TERROR IN TOPAZ

by A. M. Stuart

Publisher: Oportet Publishing 2023

Publisher’s blurb

The next instalment in the riveting HARRIET GORDON MYSTERIES.

 The chance to pursue a new opportunity takes Harriet and her brother Julian, to Kuala Lumpur, but death is waiting…

Singapore 1910:   Harriet Gordon has been dismissed from the job she loved and finds herself cast adrift. When her brother receives an invitation to visit a prestigious school in Kuala Lumpur, she and Julian decide to leave Singapore behind for a few days, but their pleasant visit takes a dark turn when a visitor to the school is shot dead on the front steps of the headmaster’s bungalow.
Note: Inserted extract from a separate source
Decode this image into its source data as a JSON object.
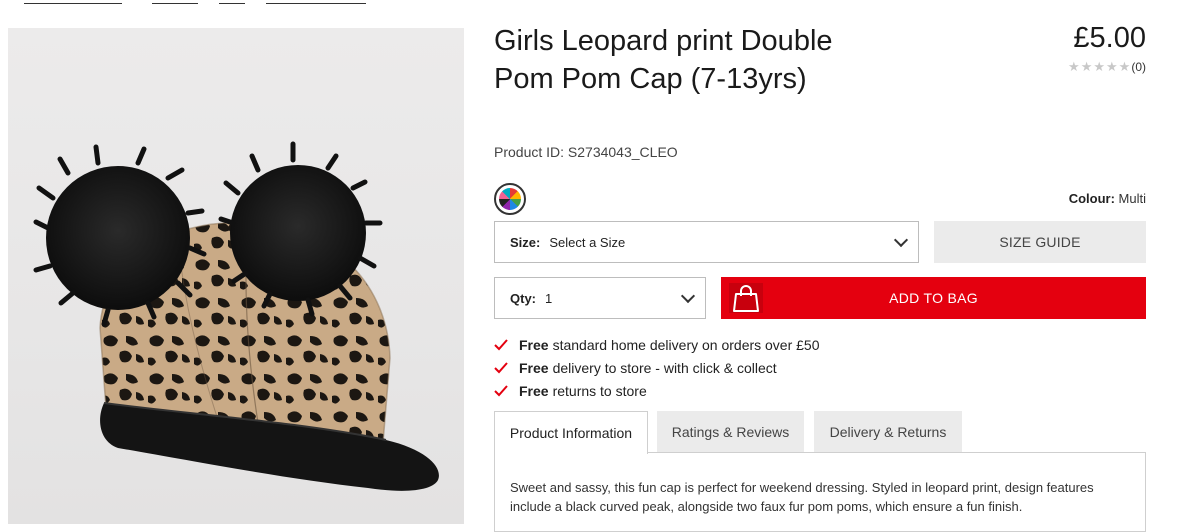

 After being suspended from the Straits Settlements Police, Inspector Robert Curran has disappeared on a personal quest to find a missing girl, but his suspension is not all it appears and he receives secretive orders to investigate the mysterious Topaz Club, which seems to be at the centre of high-level corruption within the colonial government of Malaya.  
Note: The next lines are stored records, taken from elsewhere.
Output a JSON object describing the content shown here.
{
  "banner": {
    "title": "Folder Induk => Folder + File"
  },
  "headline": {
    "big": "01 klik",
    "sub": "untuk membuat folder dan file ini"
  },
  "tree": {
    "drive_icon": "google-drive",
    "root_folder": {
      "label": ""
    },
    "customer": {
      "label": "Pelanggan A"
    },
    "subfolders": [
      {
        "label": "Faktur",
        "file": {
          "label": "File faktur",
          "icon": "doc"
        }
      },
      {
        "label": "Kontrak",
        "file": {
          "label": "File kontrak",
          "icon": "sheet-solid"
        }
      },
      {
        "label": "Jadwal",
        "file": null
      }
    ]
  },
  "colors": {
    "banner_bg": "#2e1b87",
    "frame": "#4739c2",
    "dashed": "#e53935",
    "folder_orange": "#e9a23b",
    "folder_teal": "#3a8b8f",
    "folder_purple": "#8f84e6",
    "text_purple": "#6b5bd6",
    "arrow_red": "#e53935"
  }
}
 The death of a woman with links to the Topaz Club, which wasn’t investigated, brings Harriet and Curran together in a determination to shut down the notorious establishment for good.
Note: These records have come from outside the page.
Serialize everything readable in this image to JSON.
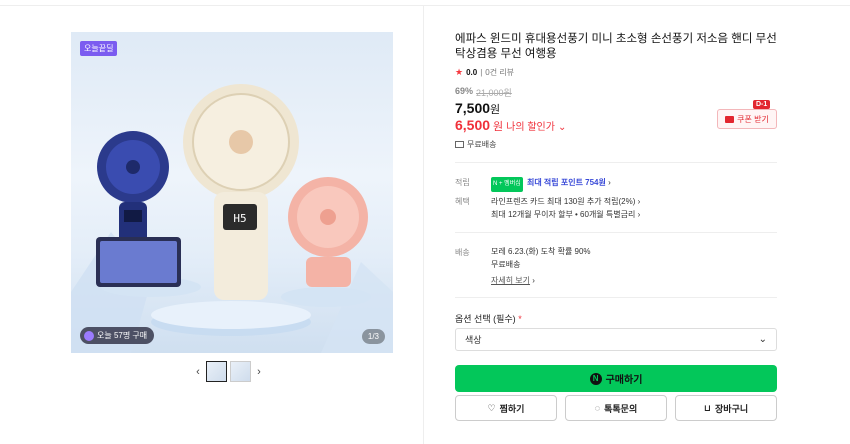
{
  "gallery": {
    "badge": "오늘끝딜",
    "buyers_text": "오늘 57명 구매",
    "counter": "1/3"
  },
  "product": {
    "title": "에파스 윈드미 휴대용선풍기 미니 초소형 손선풍기 저소음 핸디 무선 탁상겸용 무선 여행용",
    "rating": "0.0",
    "reviews": "0건 리뷰",
    "discount_pct": "69%",
    "original_price": "21,000원",
    "price": "7,500",
    "price_unit": "원",
    "my_price": "6,500",
    "my_price_unit": "원",
    "my_price_label": "나의 할인가",
    "coupon_label": "쿠폰 받기",
    "dday": "D-1",
    "shipping_free": "무료배송"
  },
  "benefits": {
    "points_label": "적립",
    "npay_badge": "N + 멤버십",
    "points_text": "최대 적립 포인트 754원",
    "perks_label": "혜택",
    "perks_line1": "라인프렌즈 카드 최대 130원 추가 적립(2%)",
    "perks_line2": "최대 12개월 무이자 할부 • 60개월 특별금리"
  },
  "delivery": {
    "label": "배송",
    "line1": "모레 6.23.(화) 도착 확률 90%",
    "line2": "무료배송",
    "more": "자세히 보기"
  },
  "options": {
    "label": "옵션 선택 (필수)",
    "select_value": "색상"
  },
  "actions": {
    "buy": "구매하기",
    "wish": "찜하기",
    "talk": "톡톡문의",
    "cart": "장바구니"
  }
}
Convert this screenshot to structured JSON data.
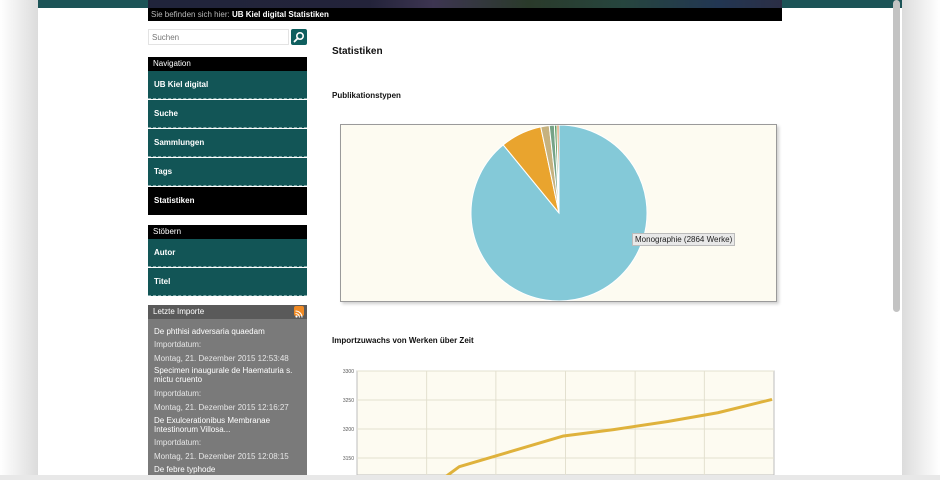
{
  "breadcrumb": {
    "prefix": "Sie befinden sich hier:",
    "current": "UB Kiel digital Statistiken"
  },
  "search": {
    "placeholder": "Suchen"
  },
  "navigation": {
    "title": "Navigation",
    "items": [
      {
        "label": "UB Kiel digital"
      },
      {
        "label": "Suche"
      },
      {
        "label": "Sammlungen"
      },
      {
        "label": "Tags"
      },
      {
        "label": "Statistiken",
        "active": true
      }
    ]
  },
  "browse": {
    "title": "Stöbern",
    "items": [
      {
        "label": "Autor"
      },
      {
        "label": "Titel"
      }
    ]
  },
  "imports": {
    "title": "Letzte Importe",
    "entries": [
      {
        "title": "De phthisi adversaria quaedam",
        "label": "Importdatum:",
        "date": "Montag, 21. Dezember 2015 12:53:48"
      },
      {
        "title": "Specimen inaugurale de Haematuria s. mictu cruento",
        "label": "Importdatum:",
        "date": "Montag, 21. Dezember 2015 12:16:27"
      },
      {
        "title": "De Exulcerationibus Membranae Intestinorum Villosa...",
        "label": "Importdatum:",
        "date": "Montag, 21. Dezember 2015 12:08:15"
      },
      {
        "title": "De febre typhode"
      }
    ]
  },
  "content": {
    "title": "Statistiken",
    "pie_section": "Publikationstypen",
    "pie_tooltip": "Monographie (2864 Werke)",
    "line_section": "Importzuwachs von Werken über Zeit"
  },
  "chart_data": [
    {
      "type": "pie",
      "slices": [
        {
          "value": 2864,
          "color": "#84c9d8"
        },
        {
          "value": 244,
          "color": "#e9a42e"
        },
        {
          "value": 50,
          "color": "#c6b27f"
        },
        {
          "value": 30,
          "color": "#76a387"
        },
        {
          "value": 15,
          "color": "#5f9e63"
        },
        {
          "value": 12,
          "color": "#d07c3b"
        }
      ]
    },
    {
      "type": "line",
      "color": "#dfb23c",
      "yticks": [
        3300,
        3250,
        3200,
        3150
      ],
      "ylim": [
        3125,
        3300
      ],
      "points": [
        [
          0.25,
          3135
        ],
        [
          0.5,
          3188
        ],
        [
          0.62,
          3199
        ],
        [
          0.75,
          3213
        ],
        [
          0.87,
          3228
        ],
        [
          1.0,
          3251
        ]
      ]
    }
  ]
}
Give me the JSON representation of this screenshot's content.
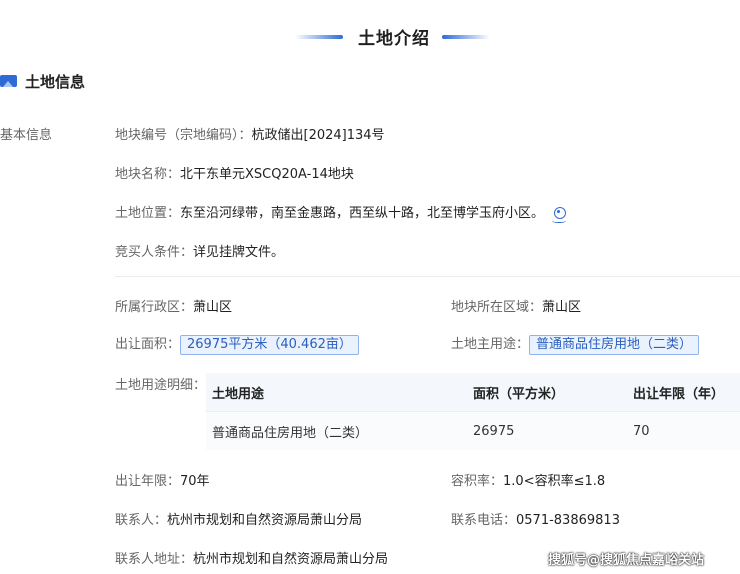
{
  "header": {
    "title": "土地介绍"
  },
  "section": {
    "title": "土地信息",
    "side_label": "基本信息"
  },
  "info": {
    "parcel_no": {
      "label": "地块编号（宗地编码）：",
      "value": "杭政储出[2024]134号"
    },
    "parcel_name": {
      "label": "地块名称：",
      "value": "北干东单元XSCQ20A-14地块"
    },
    "location": {
      "label": "土地位置：",
      "value": "东至沿河绿带，南至金惠路，西至纵十路，北至博学玉府小区。"
    },
    "bidder": {
      "label": "竞买人条件：",
      "value": "详见挂牌文件。"
    }
  },
  "details": {
    "district": {
      "label": "所属行政区：",
      "value": "萧山区"
    },
    "region": {
      "label": "地块所在区域：",
      "value": "萧山区"
    },
    "area": {
      "label": "出让面积：",
      "value": "26975平方米（40.462亩）"
    },
    "use": {
      "label": "土地主用途：",
      "value": "普通商品住房用地（二类）"
    },
    "usage_detail_label": "土地用途明细：",
    "table": {
      "headers": [
        "土地用途",
        "面积（平方米）",
        "出让年限（年）"
      ],
      "rows": [
        [
          "普通商品住房用地（二类）",
          "26975",
          "70"
        ]
      ]
    },
    "term": {
      "label": "出让年限：",
      "value": "70年"
    },
    "far": {
      "label": "容积率：",
      "value": "1.0<容积率≤1.8"
    },
    "contact": {
      "label": "联系人：",
      "value": "杭州市规划和自然资源局萧山分局"
    },
    "phone": {
      "label": "联系电话：",
      "value": "0571-83869813"
    },
    "address": {
      "label": "联系人地址：",
      "value": "杭州市规划和自然资源局萧山分局"
    }
  },
  "watermark": "搜狐号@搜狐焦点嘉峪关站",
  "colors": {
    "accent": "#2f6bd6"
  },
  "icons": {
    "section": "image-icon",
    "location": "location-pin-icon"
  }
}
 But a devious criminal stands in the way and it is going to take Harriet and Curran all their resources to bring justice for the victims of the Topaz Club and in doing so, find what it is they have been looking for in each other. 

Review
by Robyn Walton

Terror in Topaz features a woman charged for repeatedly shooting a man in the back. The victim is a mine manager, the year 1910, the setting colonial Kuala Lumpur, and no one is trying very hard to assert the lady’s innocence. 

If you find yourself recalling Somerset Maugham’s stories set in the East, you’ll have your confirmation when you reach Melbourne-based A.M. Stuart’s Author Notes. Stuart has based her plot on newspaper accounts of a 1911 death in KL, the same murder which inspired Maugham to write “The Letter” after he heard of it in the 1920s. Who writes it better? Maugham, but that’s not to say Stuart doesn’t tell her tale skilfully, with a nice line in social commentary relayed by her protagonist, typist and suffrage advocate Harriet Gordon.

A linked story arc starring Harriet’s love interest, senior policeman Robert Curran, targets the Topaz Club, the kind of establishment familiar from many a thriller. Operating out of isolated, guarded premises, the club offers clients a casino, alcohol, drugs of addiction, and sex workers (who’ve been trafficked and coerced), plus the likelihood of being blackmailed.

There have been three previous novels and a novella in this mystery series, which (I’m happy to say) looks set to continue.